Инфернальный реквием - Фехервари Петер. Страница 36
«Потому что ты вкусила истины, — с хитринкой заметил внутренний голос. — Нет ничего, кроме ощущений, и важно лишь одно: довести их до идеала».
— Неправда.
«Себя ты не обманешь, маленькая грешница! Я ведь вижу нас насквозь!»
По залу разнесся хохот, насмешливый и злобный, но неоспоримо задушевный. Асената в сердцах огляделась по сторонам, однако не увидела никого, кроме Фейзта и Анжелики.
«Анжелика…»
Гиад пристально посмотрела на сервитора в багряной рясе. Тот стоял неподвижно, обратив на нее безразличный взор. Фарфоровое лицо существа — кажущееся женским, как и тело, — обладало почти царственными чертами, словно создатель киборга похитил для него посмертную маску какой–нибудь сраженной героини. Ровную поверхность личины с гладкими овалами глаз не марал ни один видимый датчик.
— Ты замечаешь меня, — прошептала Асената. Лишь через несколько секунд она осознала, что смех прекратился. — Может, и понимаешь?

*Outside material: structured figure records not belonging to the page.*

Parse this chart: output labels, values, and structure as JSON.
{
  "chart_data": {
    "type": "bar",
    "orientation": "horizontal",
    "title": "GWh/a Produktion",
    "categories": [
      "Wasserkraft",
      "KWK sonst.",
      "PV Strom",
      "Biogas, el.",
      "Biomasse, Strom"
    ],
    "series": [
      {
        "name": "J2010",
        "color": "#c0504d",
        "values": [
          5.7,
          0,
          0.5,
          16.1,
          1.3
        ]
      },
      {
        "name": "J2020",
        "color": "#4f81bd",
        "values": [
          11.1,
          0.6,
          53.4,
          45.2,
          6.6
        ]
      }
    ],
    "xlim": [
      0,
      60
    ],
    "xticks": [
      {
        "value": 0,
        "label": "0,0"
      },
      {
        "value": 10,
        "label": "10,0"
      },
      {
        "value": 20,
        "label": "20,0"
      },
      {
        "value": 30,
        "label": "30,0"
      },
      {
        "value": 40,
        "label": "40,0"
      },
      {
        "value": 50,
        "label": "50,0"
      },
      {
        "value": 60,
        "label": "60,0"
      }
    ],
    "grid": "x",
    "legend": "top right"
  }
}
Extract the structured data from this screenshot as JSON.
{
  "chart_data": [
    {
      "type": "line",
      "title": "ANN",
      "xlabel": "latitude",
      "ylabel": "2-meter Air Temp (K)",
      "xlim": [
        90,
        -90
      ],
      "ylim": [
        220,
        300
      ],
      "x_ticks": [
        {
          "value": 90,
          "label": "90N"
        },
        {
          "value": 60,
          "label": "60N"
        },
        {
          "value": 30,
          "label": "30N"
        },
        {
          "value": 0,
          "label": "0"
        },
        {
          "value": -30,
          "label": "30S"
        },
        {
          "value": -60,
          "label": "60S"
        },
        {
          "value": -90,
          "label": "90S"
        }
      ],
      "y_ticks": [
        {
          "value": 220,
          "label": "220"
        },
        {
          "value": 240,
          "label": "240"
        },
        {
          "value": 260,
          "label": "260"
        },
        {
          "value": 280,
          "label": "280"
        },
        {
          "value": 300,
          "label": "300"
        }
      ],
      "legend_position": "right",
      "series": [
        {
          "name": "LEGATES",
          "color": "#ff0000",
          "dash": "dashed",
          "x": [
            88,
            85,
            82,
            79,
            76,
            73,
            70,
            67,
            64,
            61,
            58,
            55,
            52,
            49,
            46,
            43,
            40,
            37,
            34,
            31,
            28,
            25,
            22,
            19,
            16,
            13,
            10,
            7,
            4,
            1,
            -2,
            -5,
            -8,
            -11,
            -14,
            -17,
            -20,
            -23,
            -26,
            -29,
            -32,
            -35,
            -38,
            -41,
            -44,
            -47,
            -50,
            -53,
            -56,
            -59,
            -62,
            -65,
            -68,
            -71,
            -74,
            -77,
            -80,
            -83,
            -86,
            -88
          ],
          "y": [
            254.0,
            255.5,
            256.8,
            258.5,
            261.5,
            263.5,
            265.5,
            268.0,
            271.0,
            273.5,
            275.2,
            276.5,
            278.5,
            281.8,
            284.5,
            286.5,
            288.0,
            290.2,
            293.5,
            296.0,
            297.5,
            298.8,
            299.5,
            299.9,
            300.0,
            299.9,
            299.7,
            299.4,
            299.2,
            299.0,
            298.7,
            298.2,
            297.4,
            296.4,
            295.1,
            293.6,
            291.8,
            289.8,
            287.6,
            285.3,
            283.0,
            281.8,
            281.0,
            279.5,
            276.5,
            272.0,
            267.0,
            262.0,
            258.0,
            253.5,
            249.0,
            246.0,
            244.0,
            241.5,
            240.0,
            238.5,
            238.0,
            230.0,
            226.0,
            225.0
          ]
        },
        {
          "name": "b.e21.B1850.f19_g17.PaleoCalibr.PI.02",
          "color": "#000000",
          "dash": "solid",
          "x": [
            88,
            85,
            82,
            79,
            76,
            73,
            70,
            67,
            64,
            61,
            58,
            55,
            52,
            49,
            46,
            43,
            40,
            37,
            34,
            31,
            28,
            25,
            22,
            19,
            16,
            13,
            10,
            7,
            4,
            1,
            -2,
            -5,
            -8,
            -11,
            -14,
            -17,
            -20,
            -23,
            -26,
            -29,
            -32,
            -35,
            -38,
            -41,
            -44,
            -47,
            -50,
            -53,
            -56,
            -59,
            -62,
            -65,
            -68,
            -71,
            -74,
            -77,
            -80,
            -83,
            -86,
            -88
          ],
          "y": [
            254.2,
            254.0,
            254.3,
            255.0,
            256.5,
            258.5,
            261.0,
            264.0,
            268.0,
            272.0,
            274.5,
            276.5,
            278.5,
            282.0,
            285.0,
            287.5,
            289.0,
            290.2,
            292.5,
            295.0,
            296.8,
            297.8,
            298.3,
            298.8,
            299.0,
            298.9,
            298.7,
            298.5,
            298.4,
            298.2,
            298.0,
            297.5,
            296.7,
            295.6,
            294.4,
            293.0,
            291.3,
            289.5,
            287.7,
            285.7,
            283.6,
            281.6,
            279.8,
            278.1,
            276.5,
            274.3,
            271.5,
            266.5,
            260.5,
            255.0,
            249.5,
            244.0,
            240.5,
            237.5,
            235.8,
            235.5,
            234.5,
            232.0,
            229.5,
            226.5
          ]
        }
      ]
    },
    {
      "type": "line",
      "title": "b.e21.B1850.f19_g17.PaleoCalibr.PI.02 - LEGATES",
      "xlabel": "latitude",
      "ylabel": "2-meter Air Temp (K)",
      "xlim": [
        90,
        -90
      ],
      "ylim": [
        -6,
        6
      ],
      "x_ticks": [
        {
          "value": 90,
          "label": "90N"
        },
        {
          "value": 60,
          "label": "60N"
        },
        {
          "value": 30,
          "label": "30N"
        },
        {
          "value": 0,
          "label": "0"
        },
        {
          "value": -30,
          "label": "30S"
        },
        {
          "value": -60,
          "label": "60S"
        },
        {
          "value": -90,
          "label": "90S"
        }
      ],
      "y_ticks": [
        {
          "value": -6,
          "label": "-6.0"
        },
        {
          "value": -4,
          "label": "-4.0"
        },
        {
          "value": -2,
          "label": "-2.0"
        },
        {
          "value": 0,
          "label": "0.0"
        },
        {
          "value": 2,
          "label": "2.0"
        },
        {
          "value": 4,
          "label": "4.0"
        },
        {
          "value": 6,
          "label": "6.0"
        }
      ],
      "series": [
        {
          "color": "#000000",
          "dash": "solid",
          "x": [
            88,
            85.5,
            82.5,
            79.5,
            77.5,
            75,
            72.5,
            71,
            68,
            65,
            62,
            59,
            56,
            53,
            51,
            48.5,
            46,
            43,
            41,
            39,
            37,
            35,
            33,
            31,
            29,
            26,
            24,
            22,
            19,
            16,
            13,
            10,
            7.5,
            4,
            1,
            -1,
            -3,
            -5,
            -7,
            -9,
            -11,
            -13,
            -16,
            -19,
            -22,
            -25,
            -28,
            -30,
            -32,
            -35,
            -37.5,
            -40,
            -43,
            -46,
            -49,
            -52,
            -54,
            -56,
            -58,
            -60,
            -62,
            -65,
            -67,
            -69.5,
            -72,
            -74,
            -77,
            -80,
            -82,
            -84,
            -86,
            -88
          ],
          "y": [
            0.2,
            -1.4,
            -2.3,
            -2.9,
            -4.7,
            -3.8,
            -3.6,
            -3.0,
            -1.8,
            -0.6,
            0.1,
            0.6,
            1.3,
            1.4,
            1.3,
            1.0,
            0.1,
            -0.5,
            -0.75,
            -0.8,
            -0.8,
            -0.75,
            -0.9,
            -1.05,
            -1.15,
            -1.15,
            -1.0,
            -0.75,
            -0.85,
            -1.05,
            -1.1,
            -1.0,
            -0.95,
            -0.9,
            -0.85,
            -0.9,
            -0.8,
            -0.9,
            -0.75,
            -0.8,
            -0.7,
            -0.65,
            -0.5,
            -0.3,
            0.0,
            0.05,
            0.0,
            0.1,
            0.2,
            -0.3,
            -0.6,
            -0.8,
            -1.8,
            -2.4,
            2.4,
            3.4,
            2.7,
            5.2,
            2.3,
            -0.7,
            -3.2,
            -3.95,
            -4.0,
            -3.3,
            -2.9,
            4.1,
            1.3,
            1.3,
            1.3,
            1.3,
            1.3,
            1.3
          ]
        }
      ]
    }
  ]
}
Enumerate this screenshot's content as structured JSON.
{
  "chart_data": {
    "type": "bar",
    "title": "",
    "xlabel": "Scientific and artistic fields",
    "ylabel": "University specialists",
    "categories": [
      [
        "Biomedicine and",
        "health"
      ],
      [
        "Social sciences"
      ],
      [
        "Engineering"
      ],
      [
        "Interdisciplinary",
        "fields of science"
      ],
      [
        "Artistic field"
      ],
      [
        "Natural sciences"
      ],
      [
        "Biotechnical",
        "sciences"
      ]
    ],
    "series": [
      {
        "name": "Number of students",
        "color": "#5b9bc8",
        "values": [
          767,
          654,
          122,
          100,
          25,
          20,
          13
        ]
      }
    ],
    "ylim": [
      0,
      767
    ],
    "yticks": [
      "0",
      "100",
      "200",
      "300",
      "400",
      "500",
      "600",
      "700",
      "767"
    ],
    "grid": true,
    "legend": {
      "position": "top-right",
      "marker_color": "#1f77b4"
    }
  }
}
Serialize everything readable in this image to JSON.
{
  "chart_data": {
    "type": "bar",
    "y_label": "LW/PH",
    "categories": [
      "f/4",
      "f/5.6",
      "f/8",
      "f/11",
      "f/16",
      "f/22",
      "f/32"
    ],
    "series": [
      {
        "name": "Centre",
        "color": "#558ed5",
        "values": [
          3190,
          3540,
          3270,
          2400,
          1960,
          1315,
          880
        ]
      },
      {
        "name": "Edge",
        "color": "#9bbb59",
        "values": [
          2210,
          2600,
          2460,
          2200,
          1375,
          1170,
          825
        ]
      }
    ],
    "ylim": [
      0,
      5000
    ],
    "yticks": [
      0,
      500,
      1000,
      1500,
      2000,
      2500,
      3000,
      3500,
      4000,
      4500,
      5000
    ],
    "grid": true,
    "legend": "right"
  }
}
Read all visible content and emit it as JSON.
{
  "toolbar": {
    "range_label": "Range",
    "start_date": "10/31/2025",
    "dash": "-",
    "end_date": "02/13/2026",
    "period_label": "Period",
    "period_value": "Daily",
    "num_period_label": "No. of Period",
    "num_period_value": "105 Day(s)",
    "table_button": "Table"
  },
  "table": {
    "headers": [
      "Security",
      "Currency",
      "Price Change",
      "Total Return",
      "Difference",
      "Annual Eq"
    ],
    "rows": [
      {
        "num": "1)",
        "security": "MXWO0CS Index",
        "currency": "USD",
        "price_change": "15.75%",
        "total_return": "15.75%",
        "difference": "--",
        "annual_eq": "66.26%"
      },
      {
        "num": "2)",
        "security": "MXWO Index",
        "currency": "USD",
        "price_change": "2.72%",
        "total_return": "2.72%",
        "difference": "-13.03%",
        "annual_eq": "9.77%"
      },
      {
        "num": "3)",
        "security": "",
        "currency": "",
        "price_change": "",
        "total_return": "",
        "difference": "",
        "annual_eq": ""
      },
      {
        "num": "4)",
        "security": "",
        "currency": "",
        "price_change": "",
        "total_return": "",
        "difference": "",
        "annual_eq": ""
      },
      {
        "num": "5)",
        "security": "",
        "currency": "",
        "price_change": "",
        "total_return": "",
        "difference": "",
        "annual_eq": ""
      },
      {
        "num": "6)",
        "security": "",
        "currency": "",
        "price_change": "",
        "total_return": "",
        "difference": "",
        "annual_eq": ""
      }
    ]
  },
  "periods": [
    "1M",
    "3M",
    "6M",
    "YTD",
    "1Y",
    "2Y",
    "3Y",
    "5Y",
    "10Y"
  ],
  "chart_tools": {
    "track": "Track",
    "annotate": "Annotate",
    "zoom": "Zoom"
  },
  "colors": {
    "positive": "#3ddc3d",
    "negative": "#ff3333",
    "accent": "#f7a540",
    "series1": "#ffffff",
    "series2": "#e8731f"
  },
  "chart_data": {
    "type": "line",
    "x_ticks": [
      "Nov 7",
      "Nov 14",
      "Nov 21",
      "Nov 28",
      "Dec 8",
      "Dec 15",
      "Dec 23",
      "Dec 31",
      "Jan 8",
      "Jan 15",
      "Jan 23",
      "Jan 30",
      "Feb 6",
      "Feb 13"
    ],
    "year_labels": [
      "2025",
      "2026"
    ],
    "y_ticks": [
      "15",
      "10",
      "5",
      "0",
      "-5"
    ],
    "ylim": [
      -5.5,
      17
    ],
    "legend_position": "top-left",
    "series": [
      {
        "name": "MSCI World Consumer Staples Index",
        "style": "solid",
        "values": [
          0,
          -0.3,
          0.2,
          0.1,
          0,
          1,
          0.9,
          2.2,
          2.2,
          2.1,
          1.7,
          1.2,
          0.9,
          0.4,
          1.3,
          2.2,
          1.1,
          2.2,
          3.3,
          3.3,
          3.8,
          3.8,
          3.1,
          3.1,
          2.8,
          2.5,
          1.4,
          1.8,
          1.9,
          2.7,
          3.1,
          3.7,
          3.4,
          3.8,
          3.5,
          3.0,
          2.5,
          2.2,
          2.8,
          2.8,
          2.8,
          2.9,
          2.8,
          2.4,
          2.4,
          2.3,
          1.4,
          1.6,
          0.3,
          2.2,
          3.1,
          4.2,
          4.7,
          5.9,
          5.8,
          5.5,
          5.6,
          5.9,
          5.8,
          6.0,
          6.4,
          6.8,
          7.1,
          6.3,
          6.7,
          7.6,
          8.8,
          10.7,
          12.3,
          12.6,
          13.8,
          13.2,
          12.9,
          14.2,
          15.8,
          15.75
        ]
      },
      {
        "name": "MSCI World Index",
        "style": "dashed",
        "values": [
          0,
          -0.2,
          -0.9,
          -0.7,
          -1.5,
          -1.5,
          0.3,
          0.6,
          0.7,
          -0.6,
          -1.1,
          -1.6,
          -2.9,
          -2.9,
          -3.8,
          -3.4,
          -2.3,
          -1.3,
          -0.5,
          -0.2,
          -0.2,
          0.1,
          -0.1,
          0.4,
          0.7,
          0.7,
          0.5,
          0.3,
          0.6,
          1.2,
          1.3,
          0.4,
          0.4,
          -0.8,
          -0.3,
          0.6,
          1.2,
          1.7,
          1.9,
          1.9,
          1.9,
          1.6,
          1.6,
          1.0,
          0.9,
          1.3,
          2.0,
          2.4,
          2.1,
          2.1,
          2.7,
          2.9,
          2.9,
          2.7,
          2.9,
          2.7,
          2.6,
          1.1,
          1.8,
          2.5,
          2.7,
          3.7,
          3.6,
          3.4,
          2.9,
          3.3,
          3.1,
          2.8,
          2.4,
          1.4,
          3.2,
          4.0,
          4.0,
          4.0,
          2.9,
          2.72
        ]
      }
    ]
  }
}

Подняв правую руку, Анжелика указала на люк изолятора сбоку от нее. Рельефный рисунок на двери камеры изображал Измученного Умельца шпиля Хумилитас — Воплощенную Добродетель всех, кто трудился без признания и стремления обрести оное.
Шесть костлявых рук аватара, симметрично вытянутых в разные стороны, образовывали кольцо вокруг его изможденного тела. В каждой из них Умелец держал тот или иной инструмент с крошечным, но очень важным изъяном, который лишил бы его творения безупречности. Хотя благородное лицо сущности, обрамленное длинными прямыми волосами, исхудало от голода и неудач, на нем по–прежнему виднелась слабая улыбка.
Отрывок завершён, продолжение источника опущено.